Maybe tonight’s premiere of “The Good Family” will provide an answer. The animated comedy on ABC pokes fun at a lefty, granola-ish clan.
“You look at them and you say, ‘Oh yeah, I know those people,’” creator Mike Judge, of “King of the Hill” and “Beavis and Butthead” fame, says on a promotional video (see below). “They’re hanging out at every Whole Foods, having a hybrid — just kind of feel forever guilty about being a human being on the planet. … It’s something that I think is pretty relate-able and that the time is ripe for.”

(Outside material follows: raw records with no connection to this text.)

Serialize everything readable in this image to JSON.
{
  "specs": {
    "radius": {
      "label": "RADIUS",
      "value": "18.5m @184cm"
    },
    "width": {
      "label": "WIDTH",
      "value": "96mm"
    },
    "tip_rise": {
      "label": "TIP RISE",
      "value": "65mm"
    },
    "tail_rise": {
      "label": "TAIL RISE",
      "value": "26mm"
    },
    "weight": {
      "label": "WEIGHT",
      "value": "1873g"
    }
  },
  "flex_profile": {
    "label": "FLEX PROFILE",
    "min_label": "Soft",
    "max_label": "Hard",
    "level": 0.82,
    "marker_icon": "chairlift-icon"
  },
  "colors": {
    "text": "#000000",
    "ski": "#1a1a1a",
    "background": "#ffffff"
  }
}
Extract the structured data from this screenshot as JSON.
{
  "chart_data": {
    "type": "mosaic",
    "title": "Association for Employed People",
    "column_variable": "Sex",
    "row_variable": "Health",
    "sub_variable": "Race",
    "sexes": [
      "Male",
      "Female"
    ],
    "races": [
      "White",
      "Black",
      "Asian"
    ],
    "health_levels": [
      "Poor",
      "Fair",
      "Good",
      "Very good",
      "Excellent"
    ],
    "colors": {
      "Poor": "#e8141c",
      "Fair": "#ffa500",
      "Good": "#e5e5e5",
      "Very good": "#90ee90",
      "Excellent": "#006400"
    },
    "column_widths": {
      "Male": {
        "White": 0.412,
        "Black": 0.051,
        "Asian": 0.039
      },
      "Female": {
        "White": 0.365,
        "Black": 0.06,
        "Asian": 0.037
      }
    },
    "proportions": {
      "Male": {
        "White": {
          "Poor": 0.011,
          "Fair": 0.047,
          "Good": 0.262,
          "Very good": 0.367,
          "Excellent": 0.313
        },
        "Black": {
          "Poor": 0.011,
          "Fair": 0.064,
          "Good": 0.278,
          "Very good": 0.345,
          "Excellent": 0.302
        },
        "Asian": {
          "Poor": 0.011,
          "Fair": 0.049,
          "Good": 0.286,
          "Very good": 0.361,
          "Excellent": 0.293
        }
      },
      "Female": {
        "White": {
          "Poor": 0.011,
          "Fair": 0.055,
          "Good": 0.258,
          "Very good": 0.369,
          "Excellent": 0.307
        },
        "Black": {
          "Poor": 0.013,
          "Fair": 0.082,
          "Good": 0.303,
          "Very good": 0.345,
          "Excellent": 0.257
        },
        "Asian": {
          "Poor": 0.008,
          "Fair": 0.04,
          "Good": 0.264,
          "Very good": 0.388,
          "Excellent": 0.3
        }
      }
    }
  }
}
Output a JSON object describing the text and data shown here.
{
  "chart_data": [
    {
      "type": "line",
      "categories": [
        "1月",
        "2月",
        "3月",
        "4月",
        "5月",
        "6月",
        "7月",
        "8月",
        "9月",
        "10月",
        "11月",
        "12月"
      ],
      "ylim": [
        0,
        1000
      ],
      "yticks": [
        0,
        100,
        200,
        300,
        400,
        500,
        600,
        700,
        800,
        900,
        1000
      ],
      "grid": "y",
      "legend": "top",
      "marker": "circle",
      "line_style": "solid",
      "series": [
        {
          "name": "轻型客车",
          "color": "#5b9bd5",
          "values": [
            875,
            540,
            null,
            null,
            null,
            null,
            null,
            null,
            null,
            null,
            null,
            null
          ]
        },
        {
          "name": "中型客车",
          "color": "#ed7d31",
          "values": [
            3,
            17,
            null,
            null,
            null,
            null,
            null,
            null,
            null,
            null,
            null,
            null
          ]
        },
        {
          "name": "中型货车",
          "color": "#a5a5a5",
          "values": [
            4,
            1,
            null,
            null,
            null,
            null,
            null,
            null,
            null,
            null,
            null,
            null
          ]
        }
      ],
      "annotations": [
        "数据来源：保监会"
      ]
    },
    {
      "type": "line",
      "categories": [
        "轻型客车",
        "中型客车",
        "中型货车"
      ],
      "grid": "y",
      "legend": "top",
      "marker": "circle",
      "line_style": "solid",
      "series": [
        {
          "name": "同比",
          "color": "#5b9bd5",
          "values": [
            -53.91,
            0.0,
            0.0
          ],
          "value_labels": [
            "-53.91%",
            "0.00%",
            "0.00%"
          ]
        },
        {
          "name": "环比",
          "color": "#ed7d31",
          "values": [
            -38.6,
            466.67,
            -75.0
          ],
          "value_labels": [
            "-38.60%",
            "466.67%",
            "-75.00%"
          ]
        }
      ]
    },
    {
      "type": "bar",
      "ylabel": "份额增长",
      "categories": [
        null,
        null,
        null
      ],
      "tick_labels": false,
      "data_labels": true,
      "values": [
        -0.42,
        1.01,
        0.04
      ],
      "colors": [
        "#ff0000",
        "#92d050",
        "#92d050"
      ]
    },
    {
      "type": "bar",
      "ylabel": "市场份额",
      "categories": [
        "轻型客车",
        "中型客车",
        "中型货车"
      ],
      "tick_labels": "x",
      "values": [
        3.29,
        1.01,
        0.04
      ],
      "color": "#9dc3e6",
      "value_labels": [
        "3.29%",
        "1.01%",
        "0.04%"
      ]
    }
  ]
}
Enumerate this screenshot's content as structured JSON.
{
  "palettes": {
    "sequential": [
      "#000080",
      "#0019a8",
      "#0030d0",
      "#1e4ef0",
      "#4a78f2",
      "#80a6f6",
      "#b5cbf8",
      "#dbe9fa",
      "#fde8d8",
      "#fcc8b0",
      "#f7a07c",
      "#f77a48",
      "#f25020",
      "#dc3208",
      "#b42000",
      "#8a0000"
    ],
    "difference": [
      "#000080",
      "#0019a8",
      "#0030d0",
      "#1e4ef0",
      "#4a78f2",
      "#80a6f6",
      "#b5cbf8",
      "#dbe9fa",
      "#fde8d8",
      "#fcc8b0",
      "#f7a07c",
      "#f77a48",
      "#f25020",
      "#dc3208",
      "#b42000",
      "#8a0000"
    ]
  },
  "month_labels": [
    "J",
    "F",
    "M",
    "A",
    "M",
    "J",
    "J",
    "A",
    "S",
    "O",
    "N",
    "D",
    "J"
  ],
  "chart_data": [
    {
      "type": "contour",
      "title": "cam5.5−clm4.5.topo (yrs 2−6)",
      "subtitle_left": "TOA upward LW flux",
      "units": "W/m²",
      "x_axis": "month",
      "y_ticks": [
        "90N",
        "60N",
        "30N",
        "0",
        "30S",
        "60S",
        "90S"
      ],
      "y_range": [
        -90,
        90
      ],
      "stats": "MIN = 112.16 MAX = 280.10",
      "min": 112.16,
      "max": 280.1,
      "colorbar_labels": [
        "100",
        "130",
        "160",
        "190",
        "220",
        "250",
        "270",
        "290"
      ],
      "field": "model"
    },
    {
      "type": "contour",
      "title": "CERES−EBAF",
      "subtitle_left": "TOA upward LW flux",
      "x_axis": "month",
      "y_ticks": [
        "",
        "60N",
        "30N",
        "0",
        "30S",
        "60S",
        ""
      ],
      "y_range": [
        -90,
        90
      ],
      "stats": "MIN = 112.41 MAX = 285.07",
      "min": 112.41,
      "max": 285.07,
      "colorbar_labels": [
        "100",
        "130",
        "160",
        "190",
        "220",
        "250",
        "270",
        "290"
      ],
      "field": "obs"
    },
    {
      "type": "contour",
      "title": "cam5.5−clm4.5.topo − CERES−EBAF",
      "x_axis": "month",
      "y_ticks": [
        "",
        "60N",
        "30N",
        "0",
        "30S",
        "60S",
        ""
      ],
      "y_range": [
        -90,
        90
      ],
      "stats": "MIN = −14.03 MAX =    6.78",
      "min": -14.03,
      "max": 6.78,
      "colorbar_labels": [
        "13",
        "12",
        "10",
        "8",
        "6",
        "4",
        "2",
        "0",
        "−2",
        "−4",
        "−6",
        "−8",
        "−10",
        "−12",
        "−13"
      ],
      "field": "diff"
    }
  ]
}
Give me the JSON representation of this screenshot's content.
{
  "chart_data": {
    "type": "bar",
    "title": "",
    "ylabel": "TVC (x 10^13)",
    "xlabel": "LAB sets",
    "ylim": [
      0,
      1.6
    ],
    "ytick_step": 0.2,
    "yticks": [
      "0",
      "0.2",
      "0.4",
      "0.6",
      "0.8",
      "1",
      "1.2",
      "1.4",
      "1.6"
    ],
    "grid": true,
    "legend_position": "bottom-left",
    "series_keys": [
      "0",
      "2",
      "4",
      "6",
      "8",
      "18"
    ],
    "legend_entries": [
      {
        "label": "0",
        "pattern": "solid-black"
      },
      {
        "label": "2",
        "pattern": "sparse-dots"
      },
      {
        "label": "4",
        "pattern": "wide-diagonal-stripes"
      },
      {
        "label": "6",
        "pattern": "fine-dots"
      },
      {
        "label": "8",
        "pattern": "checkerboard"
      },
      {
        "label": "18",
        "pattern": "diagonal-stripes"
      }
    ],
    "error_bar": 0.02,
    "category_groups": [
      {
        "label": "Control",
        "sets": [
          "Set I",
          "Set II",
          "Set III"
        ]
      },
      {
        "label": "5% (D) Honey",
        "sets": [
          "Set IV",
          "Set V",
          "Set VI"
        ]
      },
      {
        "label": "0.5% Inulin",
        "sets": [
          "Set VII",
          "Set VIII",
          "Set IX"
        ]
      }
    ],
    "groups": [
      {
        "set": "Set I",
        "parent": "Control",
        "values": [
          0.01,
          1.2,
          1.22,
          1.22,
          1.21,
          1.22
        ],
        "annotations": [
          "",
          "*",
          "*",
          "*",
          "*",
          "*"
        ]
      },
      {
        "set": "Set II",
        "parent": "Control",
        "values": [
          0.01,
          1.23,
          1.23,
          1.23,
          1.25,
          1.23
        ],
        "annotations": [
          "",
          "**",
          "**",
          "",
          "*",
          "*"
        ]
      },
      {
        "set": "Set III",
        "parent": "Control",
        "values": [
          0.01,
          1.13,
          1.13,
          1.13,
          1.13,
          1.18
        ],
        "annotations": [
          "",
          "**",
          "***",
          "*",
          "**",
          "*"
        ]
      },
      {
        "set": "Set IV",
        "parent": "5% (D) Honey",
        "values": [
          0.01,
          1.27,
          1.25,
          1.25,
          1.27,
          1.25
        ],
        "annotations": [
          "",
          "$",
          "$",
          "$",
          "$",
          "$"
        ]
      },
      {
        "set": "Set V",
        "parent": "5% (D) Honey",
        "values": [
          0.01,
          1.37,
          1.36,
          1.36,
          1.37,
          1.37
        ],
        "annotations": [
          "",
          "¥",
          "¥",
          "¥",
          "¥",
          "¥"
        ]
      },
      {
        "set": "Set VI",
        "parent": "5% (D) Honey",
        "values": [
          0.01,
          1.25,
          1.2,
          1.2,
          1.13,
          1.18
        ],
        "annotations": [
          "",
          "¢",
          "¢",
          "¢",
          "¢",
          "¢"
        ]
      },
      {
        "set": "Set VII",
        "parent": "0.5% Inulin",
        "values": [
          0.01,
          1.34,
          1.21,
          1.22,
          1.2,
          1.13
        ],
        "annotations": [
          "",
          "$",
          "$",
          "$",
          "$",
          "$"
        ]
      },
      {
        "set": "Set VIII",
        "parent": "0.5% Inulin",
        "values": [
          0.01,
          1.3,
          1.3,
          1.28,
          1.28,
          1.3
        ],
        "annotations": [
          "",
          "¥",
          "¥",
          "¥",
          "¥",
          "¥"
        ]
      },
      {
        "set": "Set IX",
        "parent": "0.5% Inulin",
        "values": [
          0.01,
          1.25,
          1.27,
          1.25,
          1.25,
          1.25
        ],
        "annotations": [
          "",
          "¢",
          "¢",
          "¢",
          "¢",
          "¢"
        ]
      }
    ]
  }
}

I’m not so sure about that. The dialogue in a couple of clips seems dated — more like: You hear that joke and you say, “Oh yeah, I’ve know those punchlines.’”
Maybe, I’m being an overly sensitive treehugger. Or maybe I’m being influenced by a not-so-favorable New York Times review:
[T]he show feels aggressively off-kilter with the current mood, as if it had been incubated in the early to mid-’90s, when it was possible to find global-warming skeptics among even the reasonable and informed. Who really thinks of wind power — an allusion to which is a running visual gag in the show — as mindless, left-wing nonsense anymore?
I’ll reserve judgment until I see the whole thing. It airs at 9 p.m. Eastern time”King of the Hill,” with its stick-figure-ish style and deadpan humor, kind of grew on viewers, and it stuck around for 13 years. Still my sense is that satirizing political correctness is about 20 years past its prime.